Se c’è una costante in questo Cagliari, è la voglia di provarci fino alla fine. Peccato che, oltre
all’impegno, servano anche organizzazione e qualità, due elementi che continuano a latitare. Contro
la Lazio la squadra ha lottato, ha mostrato sprazzi di carattere, ma alla fine si è arresa sotto il peso
delle sue solite fragilità. Un copione già visto troppe volte.
Caprile ha fatto il possibile e anche di più, evitando un passivo più pesante con interventi da
applausi. Nulla ha potuto sui gol subiti, ma senza di lui la partita sarebbe finita molto prima.
In difesa, Augello è partito con buone intenzioni, salvo poi spegnersi lentamente. Luperto ha tenuto
in piedi la baracca fino a un certo punto, poi ha iniziato a perdere gli avversari di vista. Mina,
invece, si è trovato in una posizione più avanzata rispetto al solito, lasciando dietro di sé praterie
che la Lazio ha sfruttato senza pietà.
Un errore tattico che è costato caro e che ha consegnato la
partita agli avversari.
Zappa ha cercato di metterci anima e corpo, ma con scarsi risultati. L’ingresso di Pavoletti è stato
talmente ininfluente da passare quasi inosservato.

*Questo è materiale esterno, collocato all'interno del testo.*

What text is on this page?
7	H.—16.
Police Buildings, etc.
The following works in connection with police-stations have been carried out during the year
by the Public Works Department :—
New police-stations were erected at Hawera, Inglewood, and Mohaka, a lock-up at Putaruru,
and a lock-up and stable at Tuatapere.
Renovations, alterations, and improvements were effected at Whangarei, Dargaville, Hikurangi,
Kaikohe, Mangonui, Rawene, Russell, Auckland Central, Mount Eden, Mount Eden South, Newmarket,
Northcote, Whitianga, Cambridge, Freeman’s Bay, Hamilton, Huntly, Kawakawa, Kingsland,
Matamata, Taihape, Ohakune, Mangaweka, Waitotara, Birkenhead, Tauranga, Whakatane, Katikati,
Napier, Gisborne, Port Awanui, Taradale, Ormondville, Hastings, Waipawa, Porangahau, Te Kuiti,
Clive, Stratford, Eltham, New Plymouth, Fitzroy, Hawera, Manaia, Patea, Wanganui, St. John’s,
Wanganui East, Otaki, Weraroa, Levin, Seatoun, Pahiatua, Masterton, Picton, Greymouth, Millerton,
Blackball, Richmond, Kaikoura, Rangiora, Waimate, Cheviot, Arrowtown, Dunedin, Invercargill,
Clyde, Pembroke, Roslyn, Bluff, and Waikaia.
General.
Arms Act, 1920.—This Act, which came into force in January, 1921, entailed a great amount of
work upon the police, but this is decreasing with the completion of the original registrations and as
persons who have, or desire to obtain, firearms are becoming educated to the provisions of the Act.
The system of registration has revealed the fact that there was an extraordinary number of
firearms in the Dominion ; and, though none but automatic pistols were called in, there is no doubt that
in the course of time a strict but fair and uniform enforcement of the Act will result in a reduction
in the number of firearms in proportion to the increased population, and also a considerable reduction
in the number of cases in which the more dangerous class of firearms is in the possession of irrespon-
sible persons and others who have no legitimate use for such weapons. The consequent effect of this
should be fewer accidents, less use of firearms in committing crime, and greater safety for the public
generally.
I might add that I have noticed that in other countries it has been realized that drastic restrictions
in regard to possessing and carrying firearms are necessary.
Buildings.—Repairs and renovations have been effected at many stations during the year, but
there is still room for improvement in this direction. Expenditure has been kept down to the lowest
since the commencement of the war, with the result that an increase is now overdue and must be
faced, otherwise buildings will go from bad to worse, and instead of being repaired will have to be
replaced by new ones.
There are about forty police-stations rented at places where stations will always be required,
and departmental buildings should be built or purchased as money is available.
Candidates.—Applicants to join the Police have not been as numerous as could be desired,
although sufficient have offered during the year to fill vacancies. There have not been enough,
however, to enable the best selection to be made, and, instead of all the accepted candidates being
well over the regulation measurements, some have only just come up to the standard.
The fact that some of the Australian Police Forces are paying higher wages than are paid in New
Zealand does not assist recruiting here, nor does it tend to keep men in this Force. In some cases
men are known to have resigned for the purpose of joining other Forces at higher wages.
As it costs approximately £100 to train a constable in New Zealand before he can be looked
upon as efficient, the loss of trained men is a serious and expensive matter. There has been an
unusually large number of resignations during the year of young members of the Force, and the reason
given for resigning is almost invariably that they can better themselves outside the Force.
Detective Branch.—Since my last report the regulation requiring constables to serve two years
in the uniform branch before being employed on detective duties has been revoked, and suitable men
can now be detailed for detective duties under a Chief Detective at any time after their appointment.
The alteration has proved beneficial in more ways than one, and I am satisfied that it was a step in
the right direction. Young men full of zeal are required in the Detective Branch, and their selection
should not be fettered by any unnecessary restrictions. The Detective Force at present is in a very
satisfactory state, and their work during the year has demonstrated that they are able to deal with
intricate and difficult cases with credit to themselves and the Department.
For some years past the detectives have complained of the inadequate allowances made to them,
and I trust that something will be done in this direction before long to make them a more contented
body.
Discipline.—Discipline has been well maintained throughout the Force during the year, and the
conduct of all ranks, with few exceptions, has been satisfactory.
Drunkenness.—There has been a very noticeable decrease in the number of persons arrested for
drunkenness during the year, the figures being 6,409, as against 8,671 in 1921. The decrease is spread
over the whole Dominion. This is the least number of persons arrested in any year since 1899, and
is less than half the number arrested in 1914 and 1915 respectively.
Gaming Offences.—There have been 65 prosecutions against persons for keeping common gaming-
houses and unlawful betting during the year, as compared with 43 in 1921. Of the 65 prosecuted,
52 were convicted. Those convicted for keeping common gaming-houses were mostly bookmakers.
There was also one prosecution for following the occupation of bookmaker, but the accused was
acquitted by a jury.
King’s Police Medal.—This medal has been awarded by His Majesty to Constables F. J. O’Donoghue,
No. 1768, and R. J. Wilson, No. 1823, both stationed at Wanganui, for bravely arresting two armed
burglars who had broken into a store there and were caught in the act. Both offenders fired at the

Felici è stato tra i pochi a creare scompiglio sulla fascia, ma la sua generosità non è stata
accompagnata dalla precisione. Adopo e Makoumbou hanno rincorso gli avversari più che proporre
gioco, mentre Viola, almeno, ha messo lo zampino sul gol rossoblù con un corner perfetto.
Piccoli, questa volta, ha abbinato alla solita dedizione anche la concretezza, trovando il gol del
pareggio. Peccato che intorno a lui mancasse il supporto necessario per cambiare l’inerzia
della gara.
Sul fronte delle scelte, Nicola ha dato un’identità alla squadra, ma ha commesso l’errore di inserire
Kingston troppo tardi, quando la partita aveva già preso una piega sfavorevole. Una sostituzione
anticipata di 10-15 minuti avrebbe potuto fare la differenza. Però va riconosciuto un
merito: stavolta ha parlato chiaro, ammettendo in conferenza stampa che non gli è stato preso
ciò che aveva richiesto. Già nei match precedenti aveva lasciato intendere di avere le mani legate,
ma stavolta non ha lasciato spazio a interpretazioni.
Ed eccoci al nodo cruciale: il mercato.
Se qualcuno sperava in rinforzi all’altezza, avrà ricevuto
l’ennesima delusione. Due prestiti in entrata: uno valido, ma destinato a tornare alla base perché
costa troppo, e l’altro prelevato dal Qatar, come se la Serie A fosse il posto ideale per simili
scommesse.
Serviva una punta centrale? È arrivato un esterno d’attacco.
Serviva un terzino per rimpiazzare Azzi? Non pervenuto.
Ma se in entrata ci si è mossi a tentoni, in uscita si è fatto eccome: il problema è che l’unico
risultato è stato quello di indebolire ulteriormente la rosa. E ora? Contestare è rischioso, strappare
gli abbonamenti è inutile perché il danno è già fatto. Dopo 11 anni di questa storia, viene da
chiedersi: perché si continua a fare gli abbonamenti a giugno, sapendo come andrà a finire? È
forse una sorta di sindrome di Stoccolma calcistica che ci porta a credere, ogni volta, che la
prossima stagione sarà diversa?
La realtà è che la squadra lotta, ma paga scelte sbagliate. L’allenatore cerca di dare un’identità,
ma senza i giocatori giusti. Il mercato è stato disastroso. E l’epilogo? Lo stesso di sempre.